Battlewagons smeared with sand for camouflage need a fuel chit from the local “military council” to collect gas. Defenses designed to thwart troops loyal to Col. Muammar Qaddafi are multilayered and include well-placed antitank ditches, earthen barriers, and preplaced trailers to block roads.
Food, water, and fuel supplies enter from a critical border crossing with Tunisia captured by the rebels on April 21. The medical infrastructure is so well honed that critical battlefield casualties are often whisked to Tunisia – sometimes along smuggler routes.
Unlike the rebels in the east, those in these mountains are rarely seen to fire their weapons in the air in celebration; commanders have pointed out that every round fired in the sky is one that can't target a pro-Qaddafi soldier.
Vulnerabilities on the battlefield
Video footage of one battle last week showed rebels engaged in a multipronged strike in which they captured a village, killed several Qaddafi loyalists, and suffered few losses.

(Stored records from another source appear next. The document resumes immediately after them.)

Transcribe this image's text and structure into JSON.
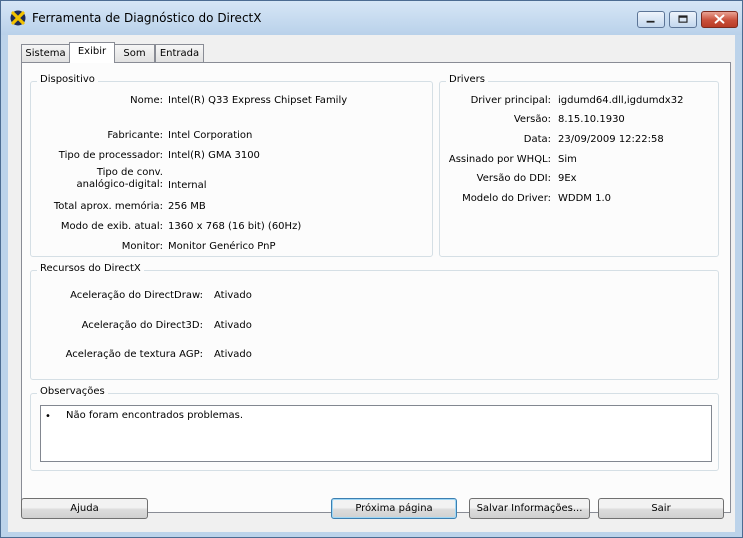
{
  "window": {
    "title": "Ferramenta de Diagnóstico do DirectX"
  },
  "tabs": [
    {
      "label": "Sistema"
    },
    {
      "label": "Exibir"
    },
    {
      "label": "Som"
    },
    {
      "label": "Entrada"
    }
  ],
  "device": {
    "title": "Dispositivo",
    "rows": [
      {
        "label": "Nome:",
        "value": "Intel(R) Q33 Express Chipset Family"
      },
      {
        "label": "Fabricante:",
        "value": "Intel Corporation"
      },
      {
        "label": "Tipo de processador:",
        "value": "Intel(R) GMA 3100"
      },
      {
        "label": "Tipo de conv. analógico-digital:",
        "value": "Internal"
      },
      {
        "label": "Total aprox. memória:",
        "value": "256 MB"
      },
      {
        "label": "Modo de exib. atual:",
        "value": "1360 x 768 (16 bit) (60Hz)"
      },
      {
        "label": "Monitor:",
        "value": "Monitor Genérico PnP"
      }
    ]
  },
  "drivers": {
    "title": "Drivers",
    "rows": [
      {
        "label": "Driver principal:",
        "value": "igdumd64.dll,igdumdx32"
      },
      {
        "label": "Versão:",
        "value": "8.15.10.1930"
      },
      {
        "label": "Data:",
        "value": "23/09/2009 12:22:58"
      },
      {
        "label": "Assinado por WHQL:",
        "value": "Sim"
      },
      {
        "label": "Versão do DDI:",
        "value": "9Ex"
      },
      {
        "label": "Modelo do Driver:",
        "value": "WDDM 1.0"
      }
    ]
  },
  "directx": {
    "title": "Recursos do DirectX",
    "rows": [
      {
        "label": "Aceleração do DirectDraw:",
        "value": "Ativado"
      },
      {
        "label": "Aceleração do Direct3D:",
        "value": "Ativado"
      },
      {
        "label": "Aceleração de textura AGP:",
        "value": "Ativado"
      }
    ]
  },
  "notes": {
    "title": "Observações",
    "bullet": "•",
    "items": [
      "Não foram encontrados problemas."
    ]
  },
  "buttons": {
    "help": "Ajuda",
    "next": "Próxima página",
    "save": "Salvar Informações...",
    "exit": "Sair"
  },
  "colors": {
    "titlebar": "#c9dcf0",
    "panel": "#fcfcfc",
    "icon_yellow": "#f2c200",
    "icon_dark": "#1d2a57",
    "close": "#c94f3a"
  }
}
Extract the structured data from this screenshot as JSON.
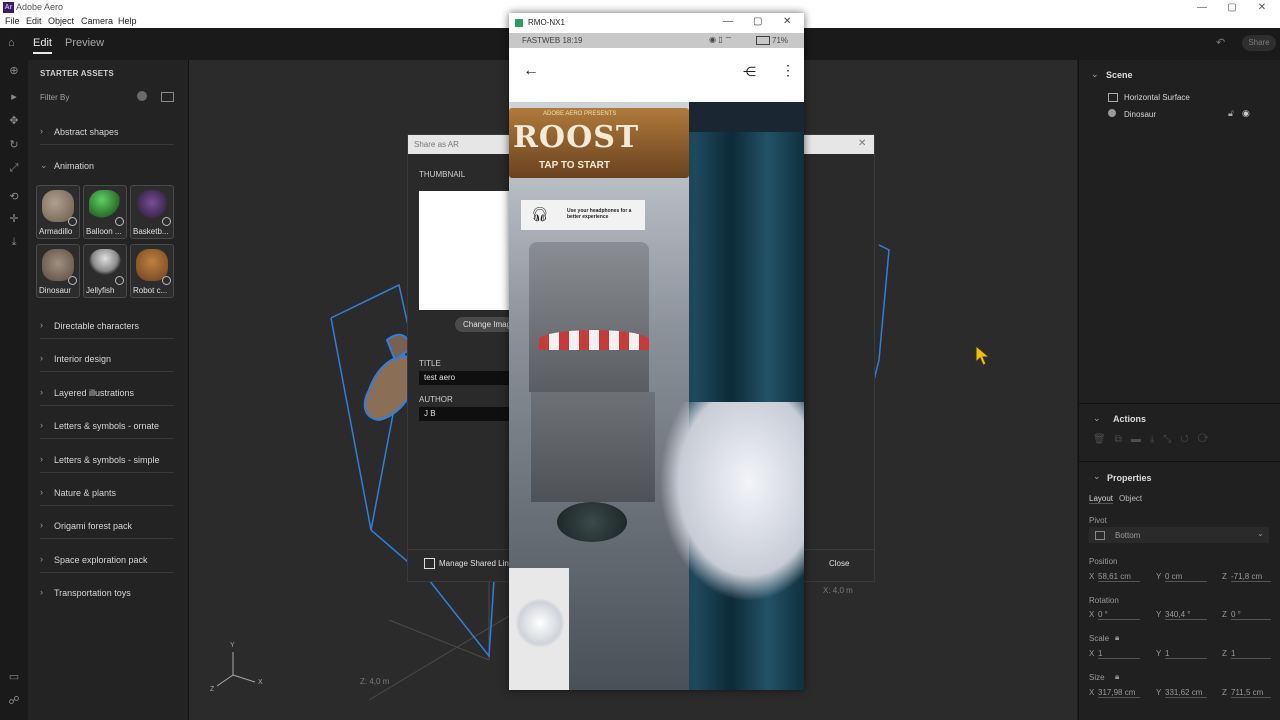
{
  "app": {
    "title": "Adobe Aero",
    "icon_text": "Ar",
    "menu": [
      "File",
      "Edit",
      "Object",
      "Camera",
      "Help"
    ],
    "window_controls": [
      "—",
      "▢",
      "✕"
    ]
  },
  "topbar": {
    "tabs": [
      "Edit",
      "Preview"
    ],
    "active_tab": "Edit",
    "share_label": "Share"
  },
  "assets": {
    "header": "STARTER ASSETS",
    "filter_label": "Filter By",
    "categories_top": [
      "Abstract shapes"
    ],
    "open_category": "Animation",
    "animation_items": [
      {
        "name": "Armadillo",
        "color": "#8a7a6a"
      },
      {
        "name": "Balloon ...",
        "color": "#3c9a3c"
      },
      {
        "name": "Basketb...",
        "color": "#5a3a7a"
      },
      {
        "name": "Dinosaur",
        "color": "#8a7a6e"
      },
      {
        "name": "Jellyfish",
        "color": "#aaaaaa"
      },
      {
        "name": "Robot c...",
        "color": "#9a6a3a"
      }
    ],
    "categories_bottom": [
      "Directable characters",
      "Interior design",
      "Layered illustrations",
      "Letters & symbols - ornate",
      "Letters & symbols - simple",
      "Nature & plants",
      "Origami forest pack",
      "Space exploration pack",
      "Transportation toys"
    ]
  },
  "viewport": {
    "axis_labels": {
      "y": "Y",
      "x": "X",
      "z": "Z"
    },
    "dim_left": "Z:  4,0 m",
    "dim_right": "X:  4,0 m"
  },
  "share_dialog": {
    "title": "Share as AR",
    "thumbnail_label": "THUMBNAIL",
    "change_image": "Change Image",
    "title_label": "TITLE",
    "title_value": "test aero",
    "author_label": "AUTHOR",
    "author_value": "J B",
    "manage_links": "Manage Shared Links",
    "close_button": "Close"
  },
  "phone_window": {
    "title": "RMO-NX1",
    "carrier_time": "FASTWEB 18:19",
    "battery": "71%",
    "ar_banner_brand": "ADOBE AERO PRESENTS",
    "ar_banner_title": "ROOST",
    "ar_tap": "TAP TO START",
    "ar_headphones": "Use your headphones for a better experience"
  },
  "scene": {
    "header": "Scene",
    "items": [
      "Horizontal Surface",
      "Dinosaur"
    ]
  },
  "actions": {
    "header": "Actions"
  },
  "properties": {
    "header": "Properties",
    "tabs": [
      "Layout",
      "Object"
    ],
    "pivot_label": "Pivot",
    "pivot_value": "Bottom",
    "position_label": "Position",
    "position": {
      "x": "58,61 cm",
      "y": "0 cm",
      "z": "-71,8 cm"
    },
    "rotation_label": "Rotation",
    "rotation": {
      "x": "0 °",
      "y": "340,4 °",
      "z": "0 °"
    },
    "scale_label": "Scale",
    "scale": {
      "x": "1",
      "y": "1",
      "z": "1"
    },
    "size_label": "Size",
    "size": {
      "x": "317,98 cm",
      "y": "331,62 cm",
      "z": "711,5 cm"
    }
  },
  "colors": {
    "selection_blue": "#2f7fe0",
    "panel_bg": "#232323",
    "viewport_bg": "#2b2b2b"
  }
}
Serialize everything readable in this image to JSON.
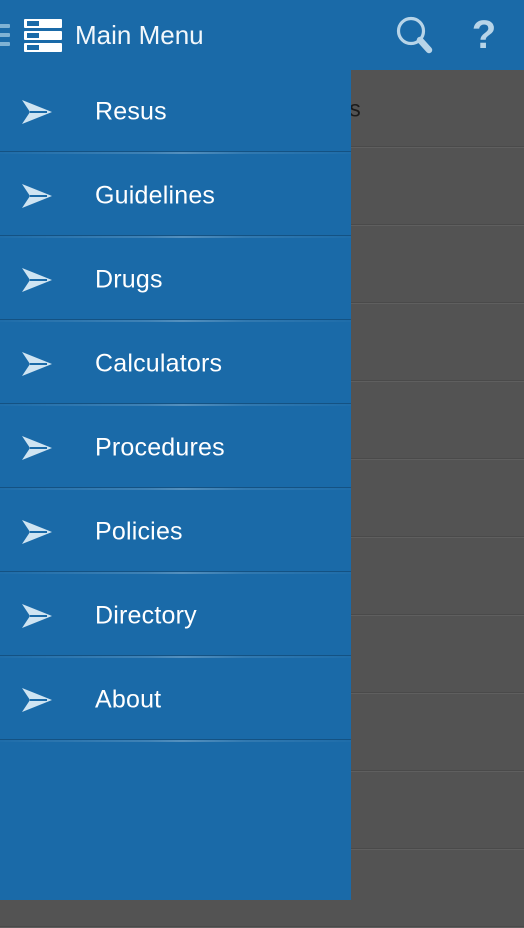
{
  "appbar": {
    "background_color": "#1a6aa8",
    "title": "Main Menu",
    "menu_icon": "list-icon",
    "background_menu_icon": "hamburger-icon",
    "search_icon": "search-icon",
    "help_icon": "help-question-mark-icon",
    "help_glyph": "?"
  },
  "drawer": {
    "background_color": "#1a6aa8",
    "text_color": "#ffffff",
    "item_icon": "arrow-right-icon",
    "items": [
      {
        "label": "Resus"
      },
      {
        "label": "Guidelines"
      },
      {
        "label": "Drugs"
      },
      {
        "label": "Calculators"
      },
      {
        "label": "Procedures"
      },
      {
        "label": "Policies"
      },
      {
        "label": "Directory"
      },
      {
        "label": "About"
      }
    ]
  },
  "background_screen": {
    "background_color": "#535353",
    "rows": [
      {
        "label": "ions"
      },
      {
        "label": ""
      },
      {
        "label": ""
      },
      {
        "label": ""
      },
      {
        "label": ""
      },
      {
        "label": ""
      },
      {
        "label": ""
      },
      {
        "label": ""
      },
      {
        "label": ""
      },
      {
        "label": ""
      },
      {
        "label": ""
      }
    ]
  }
}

Then on the afternoon of April 28, in broad daylight, pro-Qaddafi forces rumbled up an unguarded mountain road, caught the rebels unawares, and recaptured the border post from behind.
It was a short-lived victory: Qaddafi’s forces were soon cut off and forced to flee into Tunisia, shooting as they went. They left behind three dead.
The assault was a stark reminder of the vulnerabilities – and sometimes over-confidence – of this fledgling rebel force. But it also showed how quickly they can muster to fight across this band of rebel-held territory, which stretches from the Tunisian border to south of Tripoli.
“They have competence gained through incompetence, and have made corrections,” says a British security expert who has traveled in rebel sectors in recent days.
“There is clearly a structure that may not be a normal military structure, but is a paramilitary one that is effective,” says the former British soldier. “On the downside, some command decisions are by consensus, and there is not a true command structure.”
Six days traveling with the rebels
Indeed, six days of traveling in rebel territory exposed the strength and weaknesses of the rebel effort here. Pro-Qaddafi forces regularly shell rebel-held towns like Nalut, 20 miles from the Tunisia border, and Zintan, 75 miles further east.
On Thursday NATO destroyed at least two helicopters that were being transported by pro-Qaddafi forces toward Zintan to step up the assault there.